Now, I’ve always had an alter ego. She was my imaginary friend when I was a kid and the reason my parents considered sending me in for therapy. But I hadn’t heard from her in years. The more I looked at myself in the mirror and pondered my persistent lack of genius, the more I realized that she was peaking back at me—and she was pissed.
Her name is Sorchia DuBois. She’s always been there, lurking around the edges, causing trouble when she could, trying to wake me up with crazy dreams and sudden cravings. I don’t know why I didn’t notice for so long. It seems she’s been really, really bored.

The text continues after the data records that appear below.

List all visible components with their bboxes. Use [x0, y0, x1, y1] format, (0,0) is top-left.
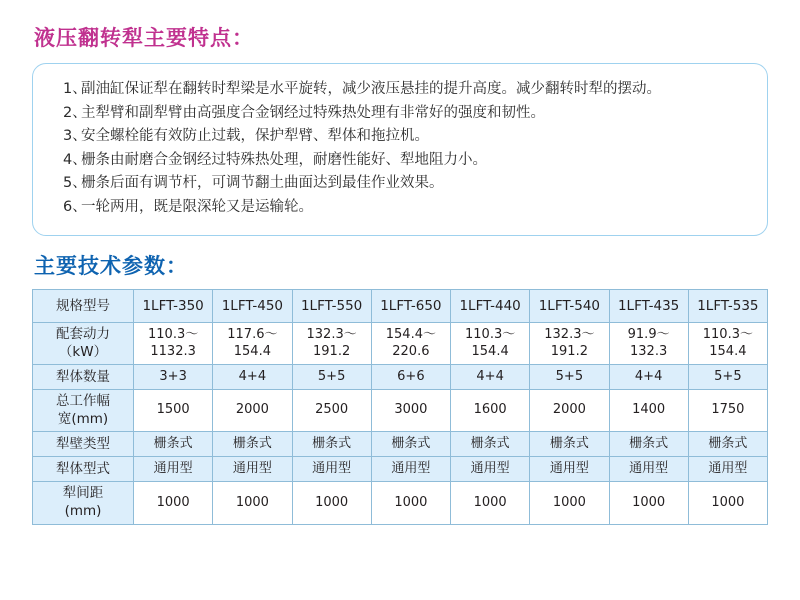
- table-cell: 栅条式: [451, 432, 530, 457]
- feature-number: 3、: [63, 128, 87, 145]
- table-cell: [371, 323, 450, 365]
- table-row: [33, 482, 768, 524]
- cell-line1: 110.3～: [465, 326, 516, 342]
- table-cell: 1000: [213, 482, 292, 524]
- feature-number: 6、: [63, 198, 87, 215]
- table-cell: [688, 323, 767, 365]
- table-cell: 3+3: [134, 365, 213, 390]
- feature-item: [63, 196, 745, 219]
- feature-item: [63, 149, 745, 172]
- table-header-cell: 1LFT-440: [451, 290, 530, 323]
- cell-line1: 132.3～: [544, 326, 595, 342]
- feature-text: 栅条后面有调节杆，可调节翻土曲面达到最佳作业效果。: [81, 175, 444, 192]
- feature-item: [63, 78, 745, 101]
- table-cell: 1000: [609, 482, 688, 524]
- table-cell: [530, 323, 609, 365]
- cell-line1: 154.4～: [385, 326, 436, 342]
- table-cell: 1000: [530, 482, 609, 524]
- row-label-line1: 犁间距: [62, 485, 104, 502]
- table-cell: 栅条式: [292, 432, 371, 457]
- table-cell: 通用型: [451, 457, 530, 482]
- row-label-line2: (mm): [64, 503, 102, 520]
- features-box: [32, 63, 768, 236]
- table-cell: 3000: [371, 390, 450, 432]
- table-header-cell: 1LFT-535: [688, 290, 767, 323]
- table-cell: 1000: [292, 482, 371, 524]
- row-label: [33, 482, 134, 524]
- row-label-line2: （kW）: [58, 343, 108, 360]
- table-cell: [292, 323, 371, 365]
- row-label: 犁壁类型: [33, 432, 134, 457]
- cell-line1: 91.9～: [627, 326, 670, 342]
- cell-line2: 1132.3: [150, 343, 196, 359]
- row-label-line1: 总工作幅: [56, 393, 110, 410]
- table-cell: 通用型: [134, 457, 213, 482]
- table-cell: 1400: [609, 390, 688, 432]
- table-row: [33, 365, 768, 390]
- cell-line2: 191.2: [550, 343, 588, 359]
- table-cell: 栅条式: [371, 432, 450, 457]
- cell-line2: 154.4: [471, 343, 509, 359]
- section-title-specs: 主要技术参数：: [34, 254, 188, 279]
- table-cell: 1750: [688, 390, 767, 432]
- table-cell: 1000: [134, 482, 213, 524]
- feature-item: [63, 102, 745, 125]
- cell-line2: 220.6: [392, 343, 430, 359]
- cell-line2: 132.3: [630, 343, 668, 359]
- table-row: [33, 323, 768, 365]
- table-cell: 1500: [134, 390, 213, 432]
- table-cell: 1000: [371, 482, 450, 524]
- feature-text: 主犁臂和副犁臂由高强度合金钢经过特殊热处理有非常好的强度和韧性。: [81, 104, 545, 121]
- cell-line2: 154.4: [233, 343, 271, 359]
- table-cell: 栅条式: [213, 432, 292, 457]
- table-cell: 通用型: [688, 457, 767, 482]
- table-header-row: [33, 290, 768, 323]
- row-label: 犁体数量: [33, 365, 134, 390]
- table-cell: 4+4: [213, 365, 292, 390]
- table-cell: 5+5: [688, 365, 767, 390]
- table-row: [33, 432, 768, 457]
- table-cell: [451, 323, 530, 365]
- cell-line2: 154.4: [709, 343, 747, 359]
- table-cell: 5+5: [530, 365, 609, 390]
- table-cell: 1000: [451, 482, 530, 524]
- feature-text: 栅条由耐磨合金钢经过特殊热处理，耐磨性能好、犁地阻力小。: [81, 151, 487, 168]
- row-label: 犁体型式: [33, 457, 134, 482]
- section-title-features: 液压翻转犁主要特点：: [34, 26, 254, 50]
- table-cell: 6+6: [371, 365, 450, 390]
- table-cell: 栅条式: [530, 432, 609, 457]
- table-header-cell: 1LFT-435: [609, 290, 688, 323]
- table-header-cell: 1LFT-350: [134, 290, 213, 323]
- cell-line1: 117.6～: [227, 326, 278, 342]
- feature-item: [63, 125, 745, 148]
- table-cell: 2000: [213, 390, 292, 432]
- table-cell: [213, 323, 292, 365]
- cell-line1: 132.3～: [306, 326, 357, 342]
- feature-number: 1、: [63, 81, 87, 98]
- row-label: [33, 390, 134, 432]
- row-label-line1: 配套动力: [56, 326, 110, 343]
- feature-item: [63, 172, 745, 195]
- row-label: [33, 323, 134, 365]
- table-cell: [134, 323, 213, 365]
- cell-line1: 110.3～: [148, 326, 199, 342]
- table-cell: 通用型: [371, 457, 450, 482]
- table-header-cell: 1LFT-550: [292, 290, 371, 323]
- feature-number: 5、: [63, 175, 87, 192]
- table-row: [33, 457, 768, 482]
- table-cell: 通用型: [292, 457, 371, 482]
- table-row: [33, 390, 768, 432]
- feature-number: 4、: [63, 151, 87, 168]
- table-header-cell: 1LFT-540: [530, 290, 609, 323]
- table-cell: 2000: [530, 390, 609, 432]
- table-cell: 2500: [292, 390, 371, 432]
- cell-line1: 110.3～: [702, 326, 753, 342]
- table-cell: 通用型: [530, 457, 609, 482]
- table-cell: 1600: [451, 390, 530, 432]
- table-cell: 4+4: [451, 365, 530, 390]
- table-cell: 通用型: [213, 457, 292, 482]
- feature-number: 2、: [63, 104, 87, 121]
- cell-line2: 191.2: [313, 343, 351, 359]
- feature-text: 一轮两用，既是限深轮又是运输轮。: [81, 198, 313, 215]
- table-header-cell: 1LFT-450: [213, 290, 292, 323]
- table-header-cell: 规格型号: [33, 290, 134, 323]
- table-cell: 栅条式: [134, 432, 213, 457]
- table-header-cell: 1LFT-650: [371, 290, 450, 323]
- table-cell: 1000: [688, 482, 767, 524]
- table-cell: 5+5: [292, 365, 371, 390]
- feature-text: 安全螺栓能有效防止过载，保护犁臂、犁体和拖拉机。: [81, 128, 429, 145]
- specifications-table: [32, 289, 768, 524]
- table-cell: 通用型: [609, 457, 688, 482]
- table-cell: 栅条式: [688, 432, 767, 457]
- row-label-line2: 宽(mm): [57, 410, 109, 427]
- table-cell: 4+4: [609, 365, 688, 390]
- table-cell: [609, 323, 688, 365]
- table-cell: 栅条式: [609, 432, 688, 457]
- feature-text: 副油缸保证犁在翻转时犁梁是水平旋转，减少液压悬挂的提升高度。减少翻转时犁的摆动。: [81, 81, 661, 98]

So who is Sorchia DuBois? She’s my counterpart, my doppelganger, my muse, and possibly my higher self. She’s the same age as I am which is mmumbelty-seven. She’s much more adventurous—a bit thinner—and she ain’t a’skeert of nuthin. She dances and she laughs. She says what she thinks and if it turns out she’s wrong––Oh, well, nobody’s perfect. She is a little bit psychic but she keeps it to herself. I drink alone, but Sorchia loves to have a drink with friends. She prefers a good Islay Scotch, proving you can’t get away from breeding. I’m ¾ Scottish no matter what name I use.
Before we went into business together, I googled both of us because you can’t be too careful. I found about six-cajillion other Kay Lawsons of varying ages, genders, nationalities, sexual preferences, and temperaments. Sorchia DuBois, on the other hand, is the only one of her kind—at least as far as Google is concerned.

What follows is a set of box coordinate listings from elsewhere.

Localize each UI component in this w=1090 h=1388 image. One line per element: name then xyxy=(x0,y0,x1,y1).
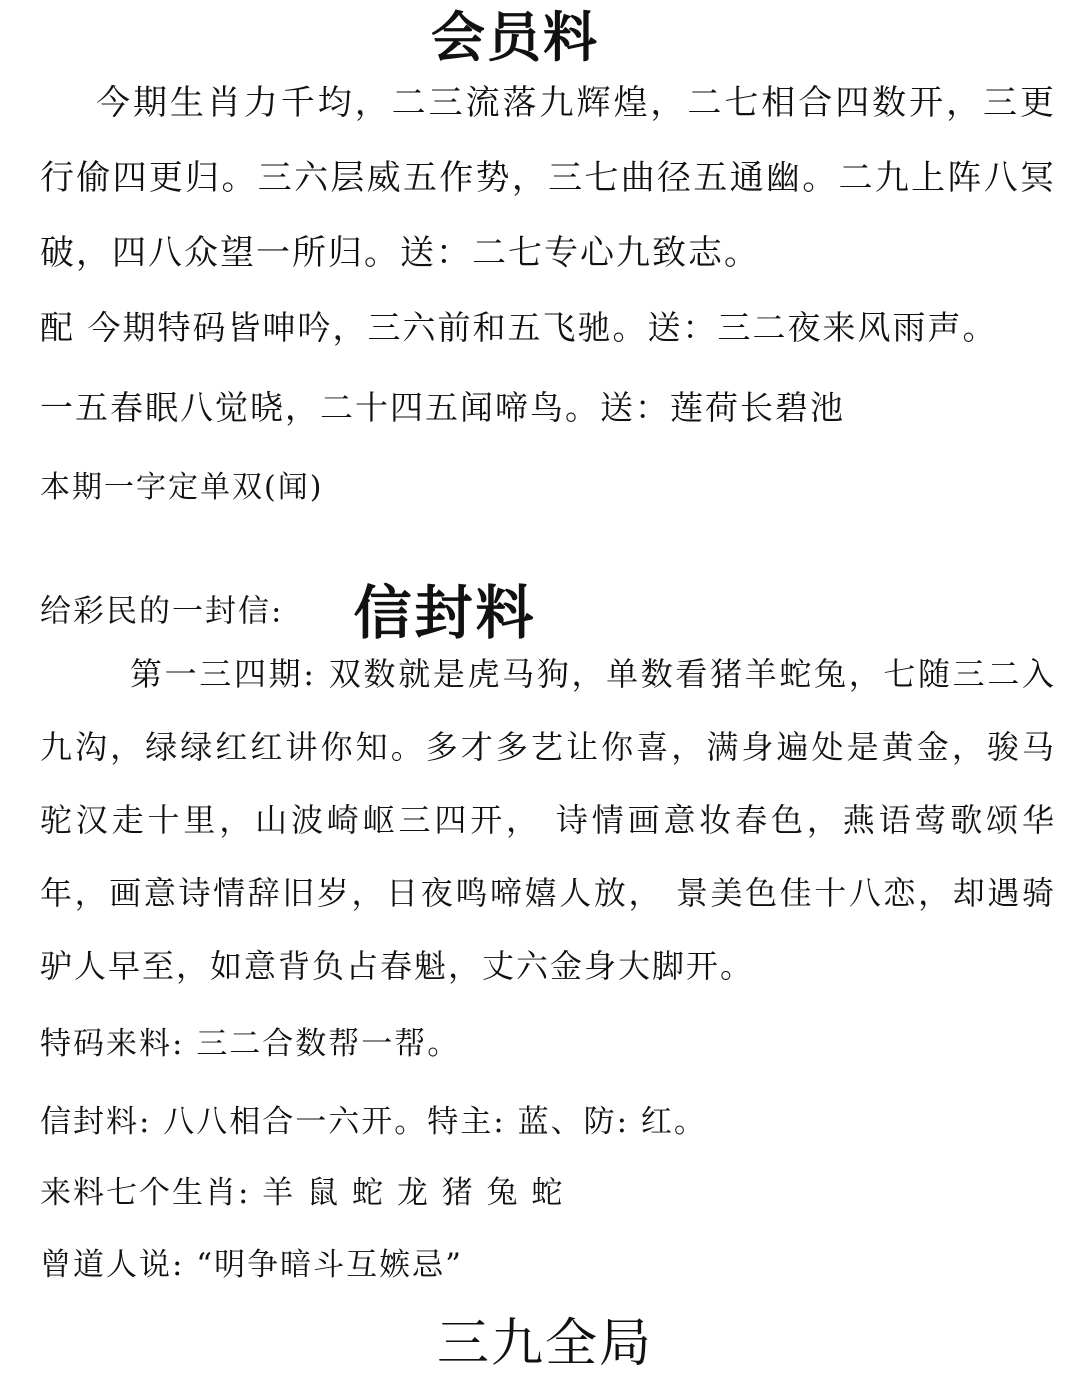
member-title: 会员料 xyxy=(431,5,599,69)
envelope-material: 信封料: 八八相合一六开。特主: 蓝、防: 红。 xyxy=(40,1104,707,1140)
letter-header xyxy=(40,566,537,647)
quote-line: 曾道人说: “明争暗斗互嫉忌” xyxy=(40,1247,463,1283)
footer-title: 三九全局 xyxy=(436,1314,653,1374)
member-paragraph: 今期生肖力千均，二三流落九辉煌，二七相合四数开，三更行偷四更归。三六层威五作势，三七曲径五通幽。二九上阵八冥破，四八众望一所归。送：二七专心九致志。 xyxy=(40,83,1056,273)
letter-lead: 给彩民的一封信: xyxy=(40,593,284,630)
letter-title: 信封料 xyxy=(353,579,537,647)
letter-paragraph: 第一三四期: 双数就是虎马狗，单数看猪羊蛇兔，七随三二入九沟，绿绿红红讲你知。多才多艺让你喜，满身遍处是黄金，骏马驼汉走十里，山波崎岖三四开， 诗情画意妆春色，燕语莺歌颂华年，画意诗情辞旧岁，日夜鸣啼嬉人放， 景美色佳十八恋，却遇骑驴人早至，如意背负占春魁，丈六金身大脚开。 xyxy=(40,655,1056,985)
member-line-3: 本期一字定单双(闻) xyxy=(40,470,324,505)
seven-zodiacs: 来料七个生肖: 羊 鼠 蛇 龙 猪 兔 蛇 xyxy=(40,1175,565,1211)
special-material: 特码来料: 三二合数帮一帮。 xyxy=(40,1026,461,1062)
member-line-2: 一五春眠八觉晓，二十四五闻啼鸟。送：莲荷长碧池 xyxy=(40,388,845,427)
member-line-1: 配 今期特码皆呻吟，三六前和五飞驰。送：三二夜来风雨声。 xyxy=(40,308,998,347)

So Sorchia and I started writing. We don’t always agree but what we turn out is a wee bit magical. She flips my ear when I get too wordy and I tame down her sex scenes to something shy of triple-x. Together we are wise and witty and more than a little weird. She knows how to cuss in every language on Earth as well as tlhIngan Hol. For non-Star Trekaholics, tlhIngan Hol is the official Klingon language (yes, I know they called in Klingonese in the “Trouble With Tribbles” episode, but with the motion picture versions came the official and more complex language actually first envisioned by James Doohan . . . but I digress).
To end, I have a question for you. What do you think of pen names? Are they distracting, affected, silly? If you write, do you use a pen name? If so, why did you choose to do that? If not, why not?